The Human Genome Project’s working draft sequence, which was completed to much fanfare in June 2000, took about a dozen years and more than $300 million to complete. The result was a composite map of the DNA from several people-a sort of averaged genetic picture of a human. But a growing number of companies are working on advanced technologies that could make it possible to have your own individual genome sequenced in a day, perhaps for as little as a few thousand dollars.
No one’s genetic makeup matches “the human genome” exactly; the differences are what give one person brown eyes and another blue or make some people more susceptible to heart disease. The new technologies could give anyone access to the unique, letter-by-letter sequence of his or her entire genome and help doctors detect the variations that signal health problems down the road.

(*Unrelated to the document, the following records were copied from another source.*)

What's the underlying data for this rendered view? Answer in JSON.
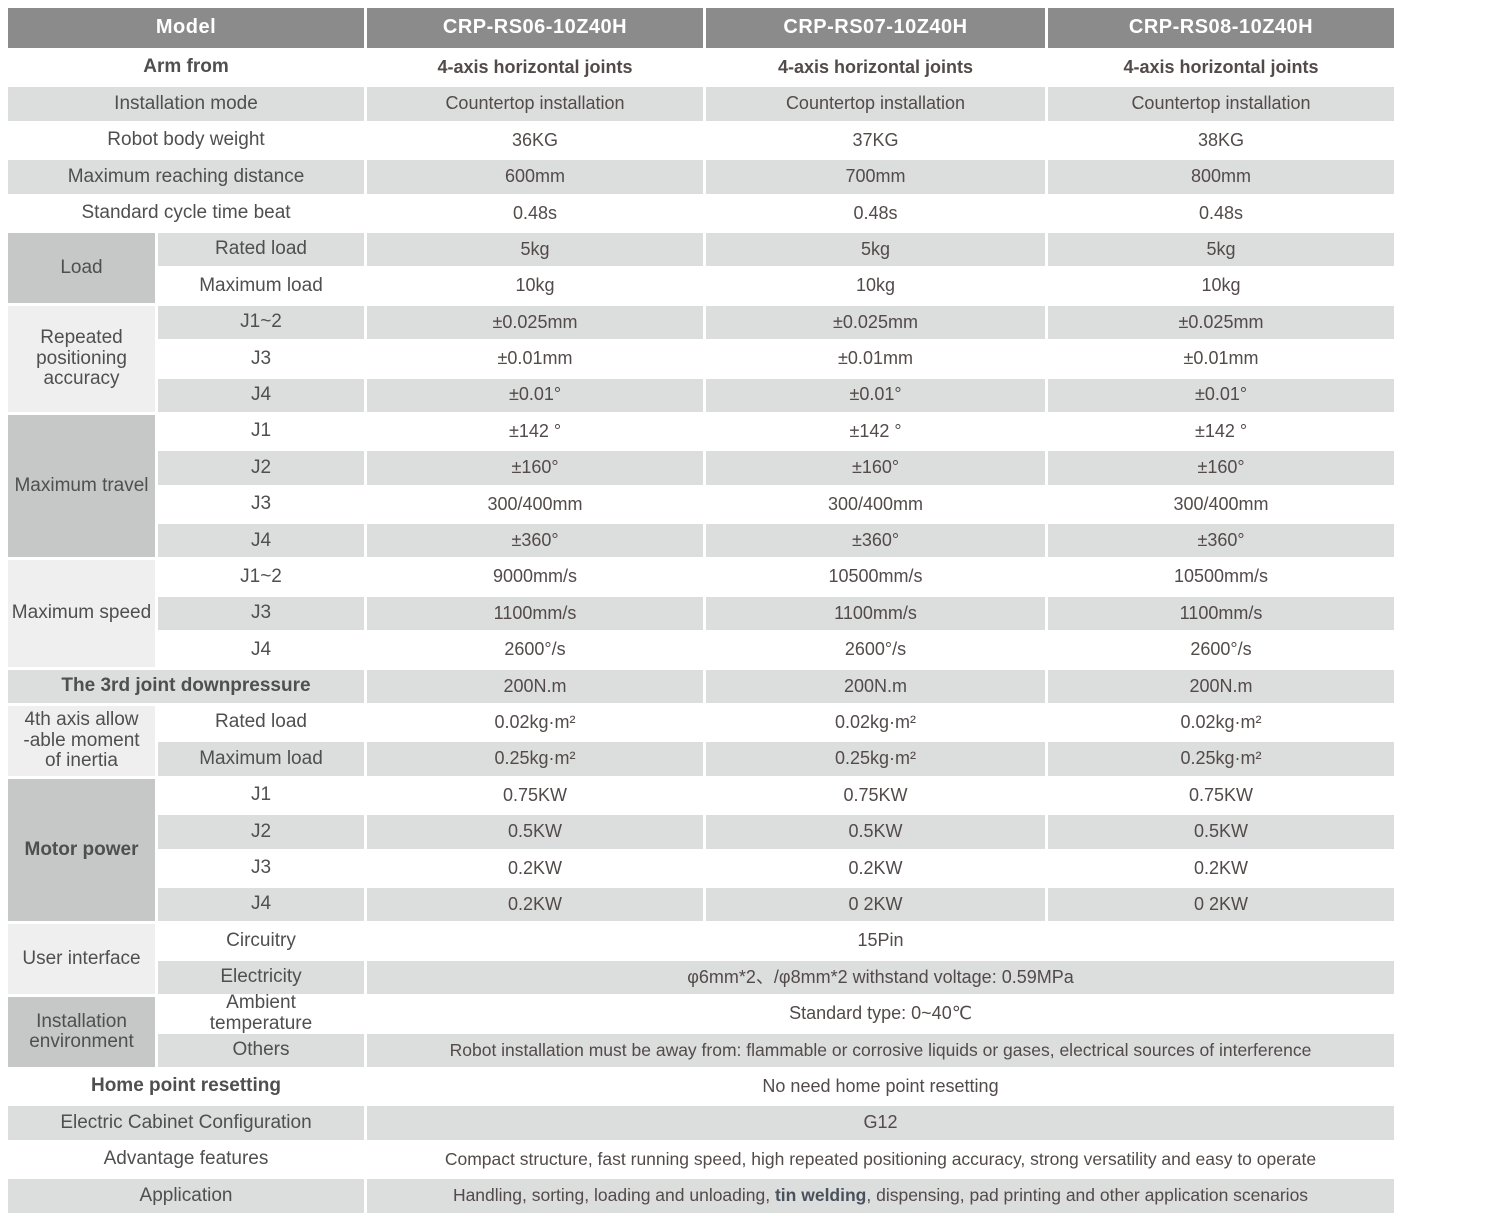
{
  "colors": {
    "header_bg": "#8b8b8b",
    "header_text": "#ffffff",
    "row_alt_bg": "#dcdddd",
    "group_dark_bg": "#c6c7c7",
    "group_light_bg": "#efefef",
    "label_text": "#4f4f4f",
    "value_text": "#534a4a"
  },
  "header": {
    "model_label": "Model",
    "models": [
      "CRP-RS06-10Z40H",
      "CRP-RS07-10Z40H",
      "CRP-RS08-10Z40H"
    ]
  },
  "rows": {
    "arm_from": {
      "label": "Arm from",
      "values": [
        "4-axis horizontal joints",
        "4-axis horizontal joints",
        "4-axis horizontal joints"
      ]
    },
    "installation_mode": {
      "label": "Installation mode",
      "values": [
        "Countertop installation",
        "Countertop installation",
        "Countertop installation"
      ]
    },
    "body_weight": {
      "label": "Robot body weight",
      "values": [
        "36KG",
        "37KG",
        "38KG"
      ]
    },
    "reach_distance": {
      "label": "Maximum reaching distance",
      "values": [
        "600mm",
        "700mm",
        "800mm"
      ]
    },
    "cycle_time": {
      "label": "Standard cycle time beat",
      "values": [
        "0.48s",
        "0.48s",
        "0.48s"
      ]
    },
    "downpressure": {
      "label": "The 3rd joint downpressure",
      "values": [
        "200N.m",
        "200N.m",
        "200N.m"
      ]
    },
    "home_reset": {
      "label": "Home point resetting",
      "value": "No need home point resetting"
    },
    "cabinet": {
      "label": "Electric Cabinet Configuration",
      "value": "G12"
    },
    "advantage": {
      "label": "Advantage features",
      "value": "Compact structure, fast running speed, high repeated positioning accuracy, strong versatility and easy to operate"
    },
    "application": {
      "label": "Application",
      "value_prefix": "Handling, sorting, loading and unloading, ",
      "value_bold": "tin welding",
      "value_suffix": ", dispensing, pad printing and other application scenarios"
    }
  },
  "groups": {
    "load": {
      "label": "Load",
      "rated": {
        "label": "Rated load",
        "values": [
          "5kg",
          "5kg",
          "5kg"
        ]
      },
      "maximum": {
        "label": "Maximum load",
        "values": [
          "10kg",
          "10kg",
          "10kg"
        ]
      }
    },
    "accuracy": {
      "label": "Repeated positioning accuracy",
      "j12": {
        "label": "J1~2",
        "values": [
          "±0.025mm",
          "±0.025mm",
          "±0.025mm"
        ]
      },
      "j3": {
        "label": "J3",
        "values": [
          "±0.01mm",
          "±0.01mm",
          "±0.01mm"
        ]
      },
      "j4": {
        "label": "J4",
        "values": [
          "±0.01°",
          "±0.01°",
          "±0.01°"
        ]
      }
    },
    "travel": {
      "label": "Maximum travel",
      "j1": {
        "label": "J1",
        "values": [
          "±142 °",
          "±142 °",
          "±142 °"
        ]
      },
      "j2": {
        "label": "J2",
        "values": [
          "±160°",
          "±160°",
          "±160°"
        ]
      },
      "j3": {
        "label": "J3",
        "values": [
          "300/400mm",
          "300/400mm",
          "300/400mm"
        ]
      },
      "j4": {
        "label": "J4",
        "values": [
          "±360°",
          "±360°",
          "±360°"
        ]
      }
    },
    "speed": {
      "label": "Maximum speed",
      "j12": {
        "label": "J1~2",
        "values": [
          "9000mm/s",
          "10500mm/s",
          "10500mm/s"
        ]
      },
      "j3": {
        "label": "J3",
        "values": [
          "1100mm/s",
          "1100mm/s",
          "1100mm/s"
        ]
      },
      "j4": {
        "label": "J4",
        "values": [
          "2600°/s",
          "2600°/s",
          "2600°/s"
        ]
      }
    },
    "inertia": {
      "label": "4th axis allow\n-able moment\nof inertia",
      "rated": {
        "label": "Rated load",
        "values": [
          "0.02kg·m²",
          "0.02kg·m²",
          "0.02kg·m²"
        ]
      },
      "maximum": {
        "label": "Maximum load",
        "values": [
          "0.25kg·m²",
          "0.25kg·m²",
          "0.25kg·m²"
        ]
      }
    },
    "motor": {
      "label": "Motor power",
      "j1": {
        "label": "J1",
        "values": [
          "0.75KW",
          "0.75KW",
          "0.75KW"
        ]
      },
      "j2": {
        "label": "J2",
        "values": [
          "0.5KW",
          "0.5KW",
          "0.5KW"
        ]
      },
      "j3": {
        "label": "J3",
        "values": [
          "0.2KW",
          "0.2KW",
          "0.2KW"
        ]
      },
      "j4": {
        "label": "J4",
        "values": [
          "0.2KW",
          "0 2KW",
          "0 2KW"
        ]
      }
    },
    "user_interface": {
      "label": "User interface",
      "circuitry": {
        "label": "Circuitry",
        "value": "15Pin"
      },
      "electricity": {
        "label": "Electricity",
        "value": "φ6mm*2、/φ8mm*2  withstand voltage: 0.59MPa"
      }
    },
    "environment": {
      "label": "Installation environment",
      "ambient": {
        "label": "Ambient\ntemperature",
        "value": "Standard type:  0~40℃"
      },
      "others": {
        "label": "Others",
        "value": "Robot installation must be away from: flammable or corrosive liquids or gases, electrical sources of interference"
      }
    }
  }
}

Today’s sequencing methods are costly and slow in part because for each DNA letter read-of the roughly three billion in a human genome-researchers need to synthesize a separate copy of the DNA strand. Making the copies requires several chemical reactions; then you have to separate and identify the newly made strands. In contrast, two new techniques being developed could read the sequence directly from one DNA molecule. The first method, called “nanopore sequencing,” involves pushing a strand of DNA through a tiny hole surrounded by sensors that detect the electrical changes caused by each DNA letter. The second takes advantage of an enzyme called DNA polymerase, which copies DNA inside our cells. Researchers use specialized optics to detect each letter added as the enzyme copies the original DNA strand.

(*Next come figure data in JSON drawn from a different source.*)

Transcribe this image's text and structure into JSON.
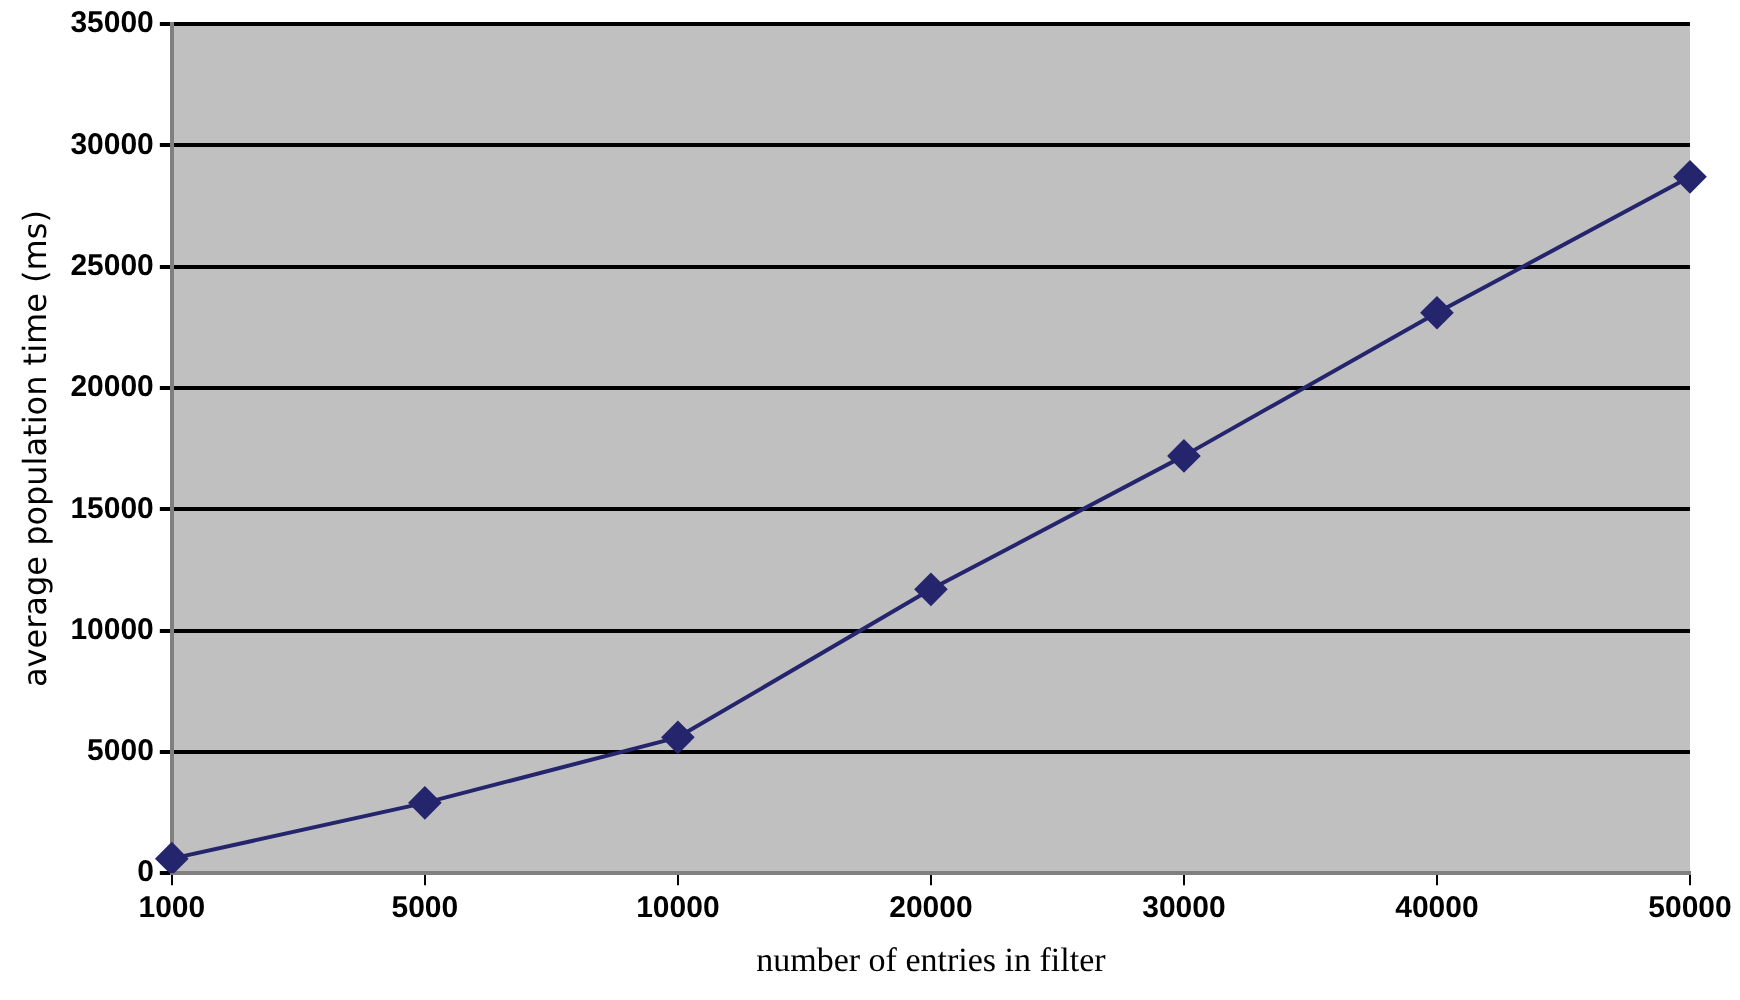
{
  "chart_data": {
    "type": "line",
    "xlabel": "number of entries in filter",
    "ylabel": "average population time (ms)",
    "categories": [
      "1000",
      "5000",
      "10000",
      "20000",
      "30000",
      "40000",
      "50000"
    ],
    "series": [
      {
        "color": "#25256e",
        "values": [
          600,
          2900,
          5600,
          11700,
          17200,
          23100,
          28700
        ]
      }
    ],
    "ylim": [
      0,
      35000
    ],
    "yticks": [
      0,
      5000,
      10000,
      15000,
      20000,
      25000,
      30000,
      35000
    ],
    "grid": "y",
    "legend": false,
    "marker": "diamond",
    "line_style": "solid"
  }
}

In May, Palo Alto, CA-based Agilent Technologies signed an agreement with Harvard researchers Daniel Branton and Jene Golovchenko to further develop nanopore sequencing, which Branton coinvented (see “Hole in the Wall Offers Cheaper Sequencing,” TR May/June 1998). Also this year, Woburn, MA-based U.S. Genomics received its first patents on technologies that combine the two direct techniques. Thanks to these and several other efforts (see table), the dream of sequencing a human genome in just a day could be a reality in two to five years, says George Weinstock, codirector of the Baylor College of Medicine Human Genome Sequencing Center in Houston. “They’re all very clever techniques,” he says. “We’re getting very close to having them in hand.”
Though the new sequencing tools will initially be used for biomedical research, they could eventually find their way into doctors’ offices, not only providing for quick gene-based diagnosis of a host of diseases, but also helping doctors choose medicines tailored to individual patients. The expected price tag to sequence your genome-perhaps $5,000 to $30,000-might seem steep, but “it’s kind of a life investment,” says Harvard Medical School biophysicist George Church. “I would pay $10,000 to get my genome sequencedrather than buying a second car.”